Eosjs-ecc produced different signature comparing to eos with same parameters

[ceeji]

I found eosjs-ecc will produce different signature with same data and same private key.

For example, when I generate signatures for byte[32] which is filled with zero from EOS like this (the private key below is just for test so it is safe to post it):

char b[32];
    memset(b, 0, sizeof(b));
    auto sb = sha256(b, sizeof(b));
    auto strpkey = std::string("5HxQKWDznancXZXm7Gr2guadK7BhK9Zs8ejDhfA9oEBM89ZaAru");
    auto pkey = eos::chain::private_key_type(strpkey);
    auto sig2 = pkey.sign(sb);
    auto strsig2 = (std::string)sig2;
    printf("%s\n", strsig2.c_str());

And the output is different from generating signatures with same parameters from eosio-ecc:

const ecc = require('./eosjs-ecc');

var pkey = '5HxQKWDznancXZXm7Gr2guadK7BhK9Zs8ejDhfA9oEBM89ZaAru';
var buf = Buffer.alloc(32, 0);
var sig = ecc.signHash(buf, pkey);
console.log(sig);

So I can not use the signature to call APIs of EOS. What is the problem?
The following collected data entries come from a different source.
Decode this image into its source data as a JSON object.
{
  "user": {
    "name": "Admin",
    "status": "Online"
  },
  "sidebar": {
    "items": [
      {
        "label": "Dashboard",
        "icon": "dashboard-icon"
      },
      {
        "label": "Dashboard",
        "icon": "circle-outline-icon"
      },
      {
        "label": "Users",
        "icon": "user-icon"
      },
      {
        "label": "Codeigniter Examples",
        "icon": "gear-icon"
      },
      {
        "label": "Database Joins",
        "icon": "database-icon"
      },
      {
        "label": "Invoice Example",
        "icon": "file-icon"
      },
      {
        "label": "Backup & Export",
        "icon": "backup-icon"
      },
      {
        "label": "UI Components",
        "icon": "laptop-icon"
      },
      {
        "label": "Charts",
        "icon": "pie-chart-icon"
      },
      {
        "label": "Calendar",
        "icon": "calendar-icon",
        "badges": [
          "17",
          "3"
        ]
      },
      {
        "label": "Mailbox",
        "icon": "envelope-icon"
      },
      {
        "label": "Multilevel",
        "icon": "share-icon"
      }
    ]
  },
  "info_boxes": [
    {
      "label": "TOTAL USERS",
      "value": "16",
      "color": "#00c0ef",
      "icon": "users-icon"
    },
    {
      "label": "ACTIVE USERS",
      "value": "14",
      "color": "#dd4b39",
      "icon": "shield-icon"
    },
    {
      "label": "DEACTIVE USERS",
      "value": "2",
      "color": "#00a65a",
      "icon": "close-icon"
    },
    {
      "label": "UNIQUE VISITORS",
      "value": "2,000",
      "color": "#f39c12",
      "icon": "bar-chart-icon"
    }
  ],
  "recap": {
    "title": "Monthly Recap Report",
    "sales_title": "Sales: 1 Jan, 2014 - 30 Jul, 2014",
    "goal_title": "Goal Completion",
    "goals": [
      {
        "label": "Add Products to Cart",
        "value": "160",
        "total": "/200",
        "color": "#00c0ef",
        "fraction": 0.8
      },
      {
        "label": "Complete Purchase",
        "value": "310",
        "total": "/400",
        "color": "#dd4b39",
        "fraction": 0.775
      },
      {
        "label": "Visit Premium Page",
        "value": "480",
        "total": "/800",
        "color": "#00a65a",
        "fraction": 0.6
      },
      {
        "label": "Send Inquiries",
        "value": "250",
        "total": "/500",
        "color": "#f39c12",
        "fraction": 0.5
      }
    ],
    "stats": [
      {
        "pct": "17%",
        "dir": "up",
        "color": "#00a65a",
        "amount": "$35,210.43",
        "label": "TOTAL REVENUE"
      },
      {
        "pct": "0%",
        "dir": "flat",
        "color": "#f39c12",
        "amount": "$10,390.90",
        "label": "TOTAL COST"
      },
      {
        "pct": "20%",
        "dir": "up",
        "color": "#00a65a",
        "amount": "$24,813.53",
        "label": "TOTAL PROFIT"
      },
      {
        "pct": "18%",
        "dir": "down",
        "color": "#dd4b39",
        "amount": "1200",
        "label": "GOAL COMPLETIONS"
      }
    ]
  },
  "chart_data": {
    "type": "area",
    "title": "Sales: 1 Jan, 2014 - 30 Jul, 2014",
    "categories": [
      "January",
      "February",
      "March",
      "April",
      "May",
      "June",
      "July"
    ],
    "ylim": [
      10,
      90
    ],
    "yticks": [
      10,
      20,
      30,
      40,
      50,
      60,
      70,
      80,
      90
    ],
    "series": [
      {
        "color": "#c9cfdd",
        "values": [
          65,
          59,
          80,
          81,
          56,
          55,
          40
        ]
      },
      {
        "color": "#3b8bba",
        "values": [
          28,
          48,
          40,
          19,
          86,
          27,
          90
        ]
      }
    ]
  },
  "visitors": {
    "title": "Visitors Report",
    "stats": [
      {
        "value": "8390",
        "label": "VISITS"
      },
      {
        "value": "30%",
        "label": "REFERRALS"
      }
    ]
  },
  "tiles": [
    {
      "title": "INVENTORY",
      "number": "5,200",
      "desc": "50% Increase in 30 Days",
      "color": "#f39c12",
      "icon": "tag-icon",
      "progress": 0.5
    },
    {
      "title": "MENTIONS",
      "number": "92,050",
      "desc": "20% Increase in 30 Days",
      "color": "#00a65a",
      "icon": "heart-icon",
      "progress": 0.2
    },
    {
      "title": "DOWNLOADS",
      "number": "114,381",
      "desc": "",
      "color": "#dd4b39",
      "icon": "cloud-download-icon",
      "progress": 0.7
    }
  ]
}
PS: I have confirmed the signature signed by eosjs-ecc can be virefied succesful by verifyHash as follow:

const ecc = require('./eosjs-ecc');

var pkey = '5HxQKWDznancXZXm7Gr2guadK7BhK9Zs8ejDhfA9oEBM89ZaAru';
var buf = Buffer.alloc(32, 0);
var sig = ecc.signHash(buf, pkey);
console.log(sig);

var pubkey = ecc.privateToPublic(pkey);
console.log(pubkey);
var r = ecc.verifyHash(sig, buf, pubkey);
console.log(r);

console.log(ecc.recoverHash(sig, buf));

[ceeji]

Since I am signing only a 32-bit zero array, so this problem is surely not relative to ABI, structs or something else.

[jcalfee]

Do you know of a easy way to run c++ code like you provided outside of the eos source tree? Every-time I hack something in eos source tree I end up deleting it or loosing it in my git stashes .. lol

[ceeji]

@jcalfee Why you want to run it out of the source tree? You can easily restore your code via git so you can just paste the code to eos's source code.

Anyone who know the reason of the topic? Thanks.

[jcalfee]

Have a look over here:
possibly related: EOSIO/eosjs-ecc#17

[ceeji]

@jcalfee Thanks. I know EOS use special technology to make the signature "canonical ", but eosjs-ecc itself is aimed to meet the requirement of EOS. And from its source code I can see it has alread done the things needed to produce a valid signature.

I have read the code in eosjs-ecc to sign a hash:

while (true) {
        ecsignature = ecdsa.sign(curve, dataSha256, privateKey.d, nonce++);
        der = ecsignature.toDER();
        console.log("der: " + der.toString('hex'))
        lenR = der[3];
        lenS = der[5 + lenR];
        if (lenR === 32 && lenS === 32) {
            i = ecdsa.calcPubKeyRecoveryParam(curve, e, ecsignature, privateKey.toPublic().Q);
            i += 4; // compressed
            i += 27; // compact  //  24 or 27 :( forcing odd-y 2nd key candidate)
            break;
        }
        if (nonce % 10 === 0) {
            console.log("WARN: " + nonce + " attempts to find canonical signature");
        }
    }

It seems to be fantastic.

But the signature it returns is not the same as EOS chain does. So why is it? It is really strange.

[ceeji]

For example, when i signed 32-bit zeros, EOS produces SIG_K1_Jz9d1rKmMV51EY6dnU3pNaDiLvGTeVdxDZGvJEfAkdcwzs97gNg5yYPhPSdEg33Jyp5736Tnnzccf1p6h6vedXpHSUBio1 and eosjs-ecc produces SIG_K1_KjLTq9WozaHp2fNNfSZmTzcqiu82gPcVU3ZyaEZJgH3WykSANvun9t3Pw6Z2xvbAcz24rcKBADWG7nvzq9wAobpq62CYVC.

Anyone who has ideas about this?

[jcalfee]

Moving this ticket to here => EOSIO/eosjs-ecc#20

Transaction uniqueness is checked on the unsigned transaction, not the signed transaction. Additionally @arhag points out there are extra checks for superfluous signatures protecting bandwidth. So I will not re-add the high-priority label. That said, we do intend to closely followed RFC 6979 signature algorithm.